I know that Jupiter is called a “gas giant” – a planet made of gas, with a surface of clouded striations and a big red spot. But it has a huge mass, and a massive gravitational pull (I know – they’re the same thing). Can it really be gas all the way through? Wouldn’t it at least be crushed to liquid, of not to solid, by the time you get all the way to the center?
Caramel.
How it got there is a mystery.
Actually, it’s a really big diamond. Didn’t you read Arthur Clarke’s Oddysey series?
Seriously, however, I don’t know. Sounds like a case for the Bad Astronomer.
Zev Steinhardt
My astronomy knowledge is probably out of date, but I do recall reading that it’s believed the center is metallic hydrogen.
http://galileo.jpl.nasa.gov/jupiter/core.html
Jupiter is a giant slushie with atmosphere!

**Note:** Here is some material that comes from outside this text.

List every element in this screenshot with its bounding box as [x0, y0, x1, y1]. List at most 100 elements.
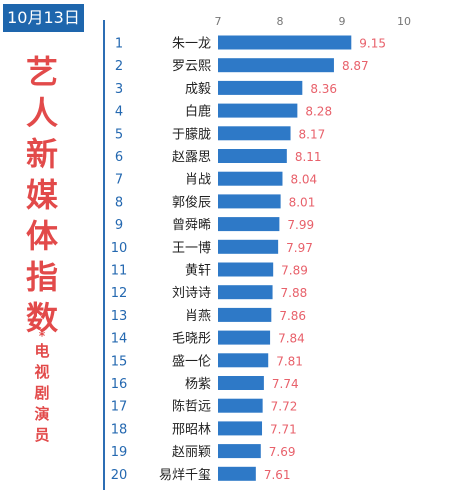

What’s a little frightening about that analysis, Epimetheus, is when you realize that the slushie at the center is probably many times the radius of Earth.
Now that’s a big twinkie. Er, I mean slushie.
As Epimetheus says, nobody knows for sure. The pressures and temperatures are so high at the center of Jupiter, (or even, heck, if you just go a good fraction of the way down) that you can’t really do laboratory experiments to figure out how materials will behave.
The heaviest compoents, rock and metal, will sink to the core. (Again, as Epi sez, there’s a metallic hydrogen layer outside the core.) It’s hard to say whether silicates or metals would be solid or liquid at under those conditions.
Jupiter - the cosmic pastry.
Think that would would fly for a 23rd-century tourist advert?
Sombody (Sagan?) speculated that if Jupiter had been just a little more massive, it would have started to undergo thermonuclear chain reaction a long time ago and we’d be living in a binary system.
Like Tatooine. w00t. Think there’d be Jawas here?
according to the Nine Planets site the rocky core of Jupiter is
which at those pressures wouldn’t be all that much bigger than Earth. Re-reading your quote, you’re probably pretty close: several times the radius of Earth wouldn’t be that far off. (After going to all the trouble of looking the cite up, I wasn’t going to delete it just because I realized on preview that you were closer than I’d originally thought :)).
The same page I linked to above says:
How does one get metallic hydrogen? My chemistry is pretty good, but it’s not that good.
First get yourself a gas gun and read this article.
I guess I could just answer and say that it seems if you want metallic hydrogen you merely need to cool hydriogen to near absolute zero and then apply pressure equal to 1.4 million times that of earth’s pressure at sea level* and you’ll have it (although the linked article alos mentions a 3,000 Kelvin number…I think they are saying the sample heats up to that when the massive pressure is applied but I’m not sure.
[sub]* – Atmosphereic pressure on earth at sea level is defined as 14.7 pounds per square inch (it can vary but that’s the number i was given in my scuba lessons). So, you need a pressure of roughly 20.5 million pounds per square inch to get your metallic hydrogen.